La France est le seul pays
au monde à figurer dans les trois premiers pays au monde pour le cancer du sein
et le cancer de la prostate. L'explication plausible est celle des
perturbateurs endocriniens. Mais le plan cancer fait l'impasse sur cette
situation et continue de tout vouloir expliquer par le tabagisme.
Beaucoup de responsables
politiques continuent de nier l'urgence d'une politique ambitieuse en santé
environnementale en se raccrochant à l'idée que « l'état de santé des Français
n'a jamais été aussi bon au motif que l'espérance de vie
progresse » et que le tabagisme est le seul facteur de risque
majeur. Ce discours dominant repose sur la négation de la crise sanitaire.
Loin d'être à un niveau
d'excellence jamais atteint, l'état de santé des Français se caractérise au contraire
par un niveau jamais atteint de maladies chroniques. Aujourd'hui 9,5 millions
de personnes sont reconnues en affections de longue durée (ALD) par le régime
général d'assurance-maladie. En outre, 27 millions de personnes, soit
près d'un Français sur deux, sont confrontées à une maladie chronique au vu de
cette reconnaissance ou de leur consommation médicamenteuse.
Ces mêmes statistiques
montrent que sur la période 2003-2011 des maladies chroniques, la croissance
est beaucoup plus rapide que le seul vieillissement. Le nombre d'accident
vasculaire cérébral a progressé de 91 % en Alsace le nombre de diabète de 72 %
en Basse-Normandie et celui du cancer de 39 % en Languedoc-Roussillon. Dans le
même temps la proportion de la population âgée de plus de 60 ans progressait de
10 %.
IL Y A TROP DE MALADES
Le vieillissement souvent
avancé comme la seule raison n'explique que de façon partielle ces
progressions. Quand le cancer touche un homme sur deux et deux femmes sur cinq,
quand les maladies cardiovasculaires frappent deux personnes sur trois, quand
27 millions d'indicidus sont victimes d'une maladie chronique, dont 9,5
millions au titre des affections de longue durée, il n'est plus possible de
continuer à considérer la situation comme normale.

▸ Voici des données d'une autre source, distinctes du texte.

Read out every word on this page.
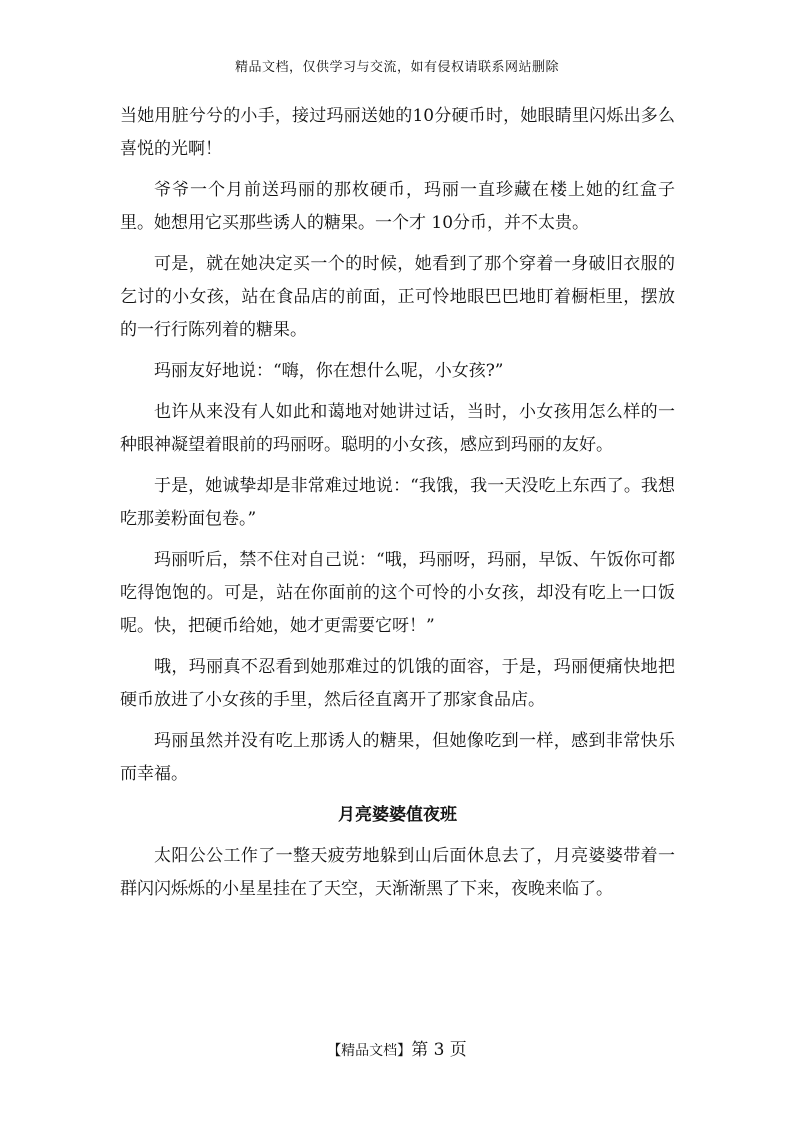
精品文档，仅供学习与交流，如有侵权请联系网站删除

当她用脏兮兮的小手，接过玛丽送她的10分硬币时，她眼睛里闪烁出多么喜悦的光啊！

爷爷一个月前送玛丽的那枚硬币，玛丽一直珍藏在楼上她的红盒子里。她想用它买那些诱人的糖果。一个才 10分币，并不太贵。

可是，就在她决定买一个的时候，她看到了那个穿着一身破旧衣服的乞讨的小女孩，站在食品店的前面，正可怜地眼巴巴地盯着橱柜里，摆放的一行行陈列着的糖果。

玛丽友好地说：“嗨，你在想什么呢，小女孩?”

也许从来没有人如此和蔼地对她讲过话，当时，小女孩用怎么样的一种眼神凝望着眼前的玛丽呀。聪明的小女孩，感应到玛丽的友好。

于是，她诚挚却是非常难过地说：“我饿，我一天没吃上东西了。我想吃那姜粉面包卷。”

玛丽听后，禁不住对自己说：“哦，玛丽呀，玛丽，早饭、午饭你可都吃得饱饱的。可是，站在你面前的这个可怜的小女孩，却没有吃上一口饭呢。快，把硬币给她，她才更需要它呀！”

哦，玛丽真不忍看到她那难过的饥饿的面容，于是，玛丽便痛快地把硬币放进了小女孩的手里，然后径直离开了那家食品店。

玛丽虽然并没有吃上那诱人的糖果，但她像吃到一样，感到非常快乐而幸福。

月亮婆婆值夜班

太阳公公工作了一整天疲劳地躲到山后面休息去了，月亮婆婆带着一群闪闪烁烁的小星星挂在了天空，天渐渐黑了下来，夜晚来临了。

【精品文档】第 3 页
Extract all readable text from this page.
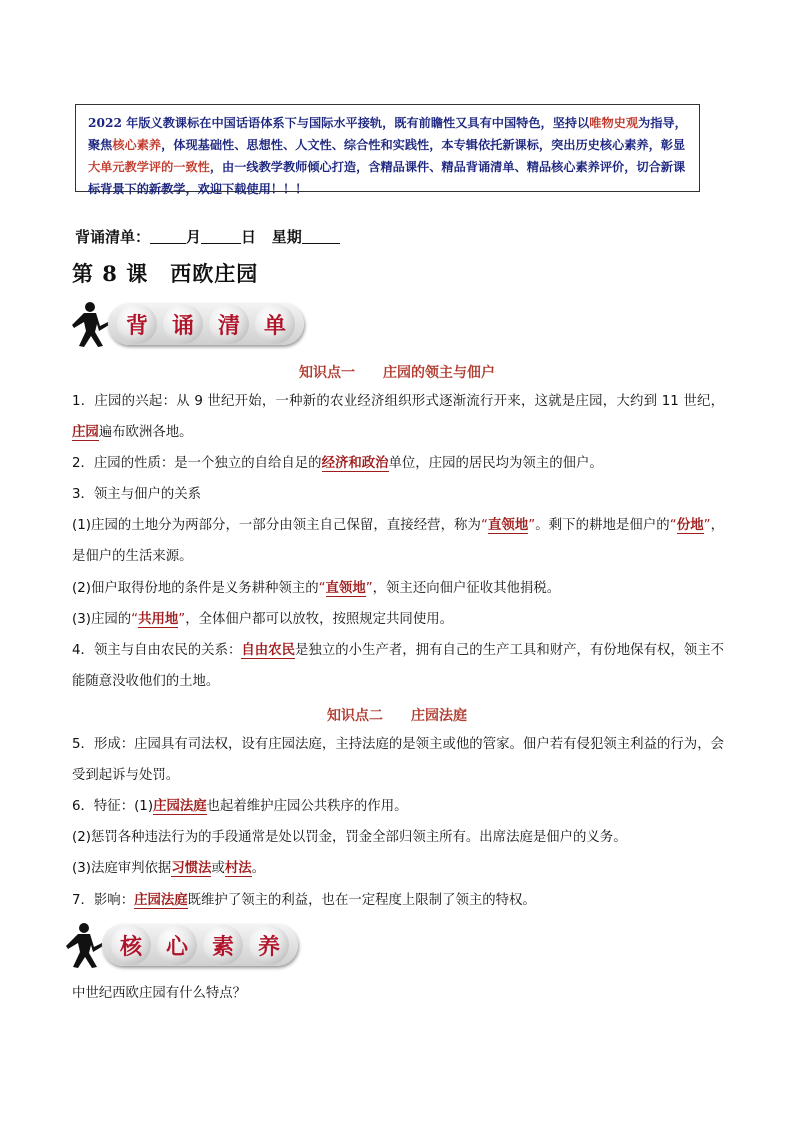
2022 年版义教课标在中国话语体系下与国际水平接轨，既有前瞻性又具有中国特色，坚持以唯物史观为指导，聚焦核心素养，体现基础性、思想性、人文性、综合性和实践性，本专辑依托新课标，突出历史核心素养，彰显大单元教学评的一致性，由一线教学教师倾心打造，含精品课件、精品背诵清单、精品核心素养评价，切合新课标背景下的新教学，欢迎下载使用！！！
背诵清单： 月	日 星期
第 8 课　西欧庄园
背	诵	清	单
知识点一 庄园的领主与佃户
1．庄园的兴起：从 9 世纪开始，一种新的农业经济组织形式逐渐流行开来，这就是庄园，大约到 11 世纪，庄园遍布欧洲各地。
2．庄园的性质：是一个独立的自给自足的经济和政治单位，庄园的居民均为领主的佃户。
3．领主与佃户的关系
(1)庄园的土地分为两部分，一部分由领主自己保留，直接经营，称为“直领地”。剩下的耕地是佃户的“份地”，是佃户的生活来源。
(2)佃户取得份地的条件是义务耕种领主的“直领地”，领主还向佃户征收其他捐税。
(3)庄园的“共用地”，全体佃户都可以放牧，按照规定共同使用。
4．领主与自由农民的关系：自由农民是独立的小生产者，拥有自己的生产工具和财产，有份地保有权，领主不能随意没收他们的土地。
知识点二 庄园法庭
5．形成：庄园具有司法权，设有庄园法庭，主持法庭的是领主或他的管家。佃户若有侵犯领主利益的行为，会受到起诉与处罚。
6．特征：(1)庄园法庭也起着维护庄园公共秩序的作用。
(2)惩罚各种违法行为的手段通常是处以罚金，罚金全部归领主所有。出席法庭是佃户的义务。
(3)法庭审判依据习惯法或村法。
7．影响：庄园法庭既维护了领主的利益，也在一定程度上限制了领主的特权。
核	心	素	养
中世纪西欧庄园有什么特点？
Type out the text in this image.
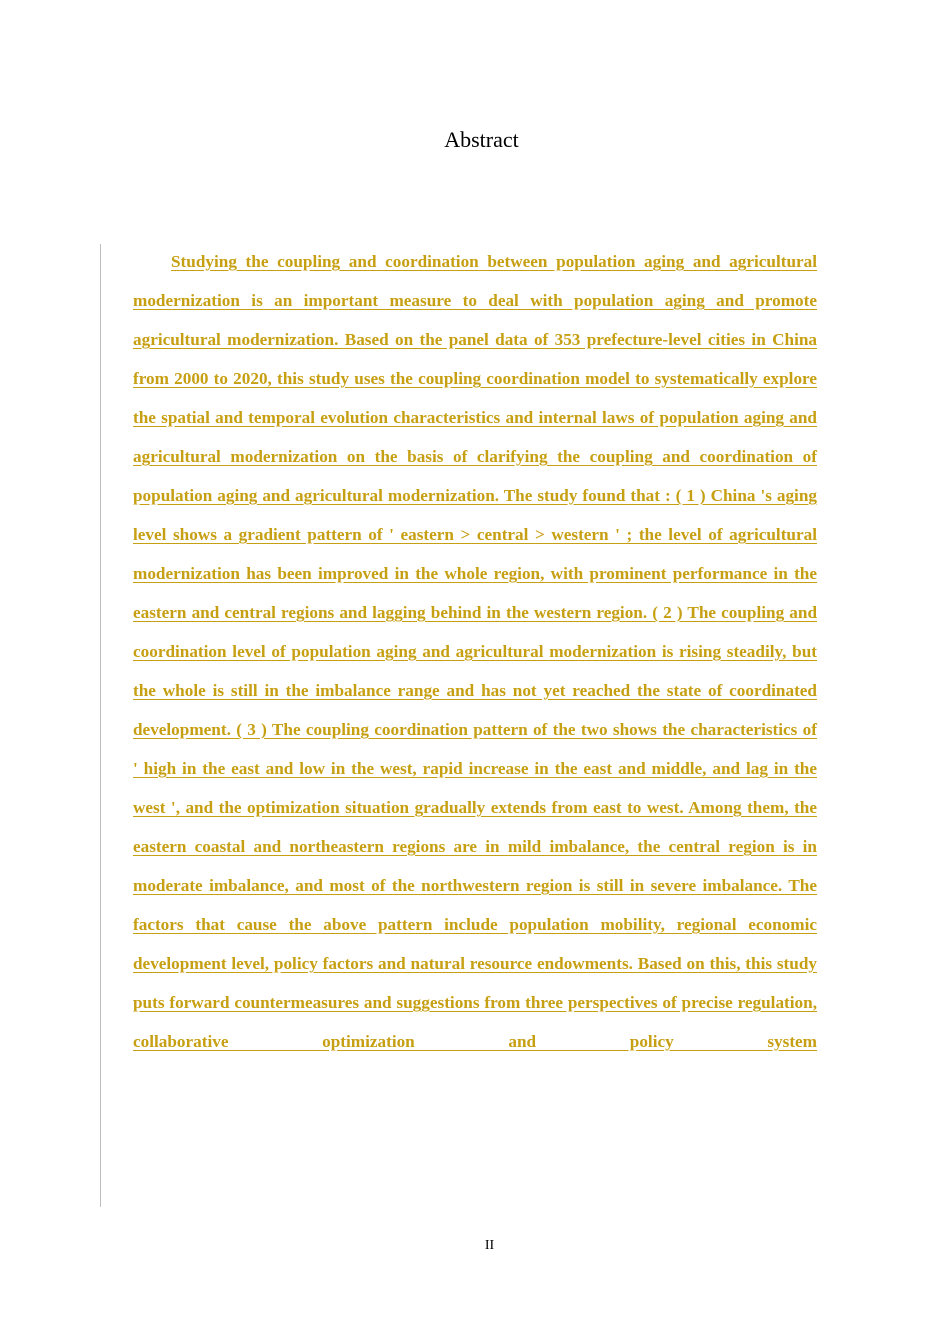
Abstract

Studying the coupling and coordination between population aging and agricultural modernization is an important measure to deal with population aging and promote agricultural modernization. Based on the panel data of 353 prefecture-level cities in China from 2000 to 2020, this study uses the coupling coordination model to systematically explore the spatial and temporal evolution characteristics and internal laws of population aging and agricultural modernization on the basis of clarifying the coupling and coordination of population aging and agricultural modernization. The study found that : ( 1 ) China 's aging level shows a gradient pattern of ' eastern > central > western ' ; the level of agricultural modernization has been improved in the whole region, with prominent performance in the eastern and central regions and lagging behind in the western region. ( 2 ) The coupling and coordination level of population aging and agricultural modernization is rising steadily, but the whole is still in the imbalance range and has not yet reached the state of coordinated development. ( 3 ) The coupling coordination pattern of the two shows the characteristics of ' high in the east and low in the west, rapid increase in the east and middle, and lag in the west ', and the optimization situation gradually extends from east to west. Among them, the eastern coastal and northeastern regions are in mild imbalance, the central region is in moderate imbalance, and most of the northwestern region is still in severe imbalance. The factors that cause the above pattern include population mobility, regional economic development level, policy factors and natural resource endowments. Based on this, this study puts forward countermeasures and suggestions from three perspectives of precise regulation, collaborative optimization and policy system

II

En plus du coût sanitaire,
le coût économique est également tout aussi anormal. Le surcoût pour la période
1994-2009 est de l'ordre de 400 milliards d'euros soit deux fois la dette
sociale. Malgré l'évidence des chiffres, la Stratégie nationale de santé reste
basée sur le paradigme ancien, c'est-à-dire sur le soin et la référence à la
prévention y est symbolique. Il est temps de comprendre que le problème du
système de santé n'est pas comme certains le prétendent qu'il y a trop de
médecins dans les hôpitaux, mais c'est qu'il y a trop de malades.
Il est temps de se
rappeler que ces maladies ne sont pas des fatalités et qu'elles ont des causes
sur lesquelles il est possible d'agir. C'est en ce sens que la Stratégie
nationale de santé devrait être orientée. La crise de ces derniers jours vient
de rappeler l'urgence de changer de stratégie.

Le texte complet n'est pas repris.